Wednesday, May 21, 2008

Chapan !


When I was in sitting in a bus driving through Basel the other day looking at public flower arrangements it suddenly struck me: there are strange parallels between the the Swiss and the Japanese...
The more I thought about it I realized: brains are great. They help you convince yourself of just about anything. with the help of stereotypes and unfounded personal conjectures about these two massive groups of people, let me persuade your brain too:

If you would have seen it, you could have only agreed, that the Swiss not only have refined talent for botanical composition, but a similar fondness of the imperfect, unbalanced, and contrasting qualities that also define Ikebana, the Japanese art of flower arangement. The plants at this bus stop were just so subtle and sophisticated. A lot of quiet greens and muted colors infront of the dark contours of knurly italian stone pines.

The Ikebana argument ties to another aesthetic similarity, which is the general visual style. Both are very minimalistic in the graphic as well as the three-dimensional realm - just compare the simple, rational look of Japanese laquer ware with the Helvetica typefont! wow!

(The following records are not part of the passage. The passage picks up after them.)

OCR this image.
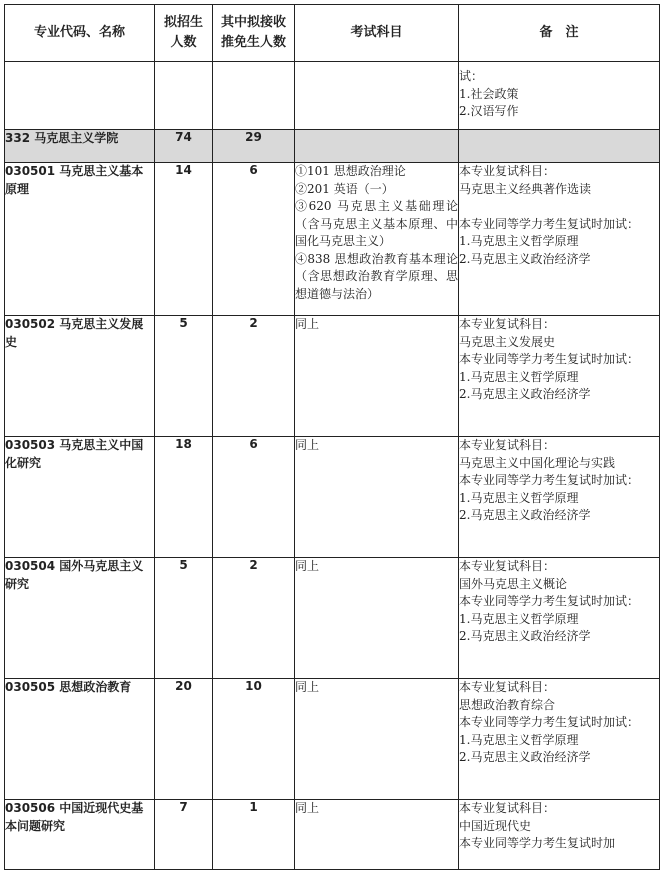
专业代码、名称	拟招生人数	其中拟接收推免生人数	考试科目	备　注

				试：
1.社会政策
2.汉语写作

332 马克思主义学院	74	29		
030501 马克思主义基本原理	14	6	①101 思想政治理论
②201 英语（一）
③620 马克思主义基础理论（含马克思主义基本原理、中国化马克思主义）
④838 思想政治教育基本理论（含思想政治教育学原理、思想道德与法治）	本专业复试科目：
马克思主义经典著作选读
本专业同等学力考生复试时加试：
1.马克思主义哲学原理
2.马克思主义政治经济学

030502 马克思主义发展史	5	2	同上	本专业复试科目：
马克思主义发展史
本专业同等学力考生复试时加试：
1.马克思主义哲学原理
2.马克思主义政治经济学

030503 马克思主义中国化研究	18	6	同上	本专业复试科目：
马克思主义中国化理论与实践
本专业同等学力考生复试时加试：
1.马克思主义哲学原理
2.马克思主义政治经济学

030504 国外马克思主义研究	5	2	同上	本专业复试科目：
国外马克思主义概论
本专业同等学力考生复试时加试：
1.马克思主义哲学原理
2.马克思主义政治经济学

030505 思想政治教育	20	10	同上	本专业复试科目：
思想政治教育综合
本专业同等学力考生复试时加试：
1.马克思主义哲学原理
2.马克思主义政治经济学

030506 中国近现代史基本问题研究	7	1	同上	本专业复试科目：
中国近现代史
本专业同等学力考生复试时加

Then there is of course the insular factor. While Japan is actually an island surrounded by water, Switzerland is surrounded by the EU. Or previously by warring countries or what have you. They never want to join the party. They're a rock. They're an island.

Onwards to the krass stereotypes: while the Japanese are generally private fetishists of various inclinations, the Swiss, as one Schweizer once explained to me, "go hide in the basement when they want to have sex or laugh". They're both uptight - with differing results, but the predisposition is clearly identical.

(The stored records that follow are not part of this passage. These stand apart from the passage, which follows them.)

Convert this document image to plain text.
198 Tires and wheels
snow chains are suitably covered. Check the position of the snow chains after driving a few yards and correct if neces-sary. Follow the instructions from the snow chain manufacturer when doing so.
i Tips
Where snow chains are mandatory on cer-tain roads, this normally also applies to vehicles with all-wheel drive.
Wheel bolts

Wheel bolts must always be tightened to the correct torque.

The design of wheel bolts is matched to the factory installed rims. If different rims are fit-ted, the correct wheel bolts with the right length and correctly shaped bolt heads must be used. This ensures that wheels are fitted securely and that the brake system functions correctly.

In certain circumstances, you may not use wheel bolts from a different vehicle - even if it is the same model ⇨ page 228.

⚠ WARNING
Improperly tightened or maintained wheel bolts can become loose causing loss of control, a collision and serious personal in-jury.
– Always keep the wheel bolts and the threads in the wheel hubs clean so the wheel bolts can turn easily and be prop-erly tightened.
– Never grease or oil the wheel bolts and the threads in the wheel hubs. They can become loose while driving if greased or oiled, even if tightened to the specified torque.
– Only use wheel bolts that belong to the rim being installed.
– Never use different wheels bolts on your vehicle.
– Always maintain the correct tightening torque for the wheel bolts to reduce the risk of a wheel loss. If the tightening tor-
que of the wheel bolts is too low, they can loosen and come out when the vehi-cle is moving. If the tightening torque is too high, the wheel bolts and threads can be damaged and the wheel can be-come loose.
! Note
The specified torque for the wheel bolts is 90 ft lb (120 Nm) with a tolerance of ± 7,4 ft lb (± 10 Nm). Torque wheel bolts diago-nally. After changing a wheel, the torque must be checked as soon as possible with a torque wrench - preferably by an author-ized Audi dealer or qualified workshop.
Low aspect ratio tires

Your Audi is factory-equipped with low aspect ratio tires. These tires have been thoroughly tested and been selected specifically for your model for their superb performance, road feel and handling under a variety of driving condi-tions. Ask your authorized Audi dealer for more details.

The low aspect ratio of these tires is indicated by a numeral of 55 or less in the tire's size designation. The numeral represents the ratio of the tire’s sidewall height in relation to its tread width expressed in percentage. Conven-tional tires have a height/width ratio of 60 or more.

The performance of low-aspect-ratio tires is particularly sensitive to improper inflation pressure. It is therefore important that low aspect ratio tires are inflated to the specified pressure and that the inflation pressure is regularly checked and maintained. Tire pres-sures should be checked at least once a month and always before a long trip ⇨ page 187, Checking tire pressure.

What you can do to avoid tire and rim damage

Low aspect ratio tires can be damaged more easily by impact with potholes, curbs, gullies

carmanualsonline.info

As it turns out, their Human Development Indexes is also damn close: Switzerland at 0.955 (7th) and Japan at 0.953 (8th).

Eventually it dawned on me: the flags! It was there all along and I never noticed it. Now I'm suspecting an ancient conspiracy, pacts made long ago, to what end...who knows?

1 comment:

kate said...

I love this. Isn't it much more fun to connect the dots, even if we are making it all up? Though the facts are real, and the observations definitely worth pondering, even if for our own entertainment.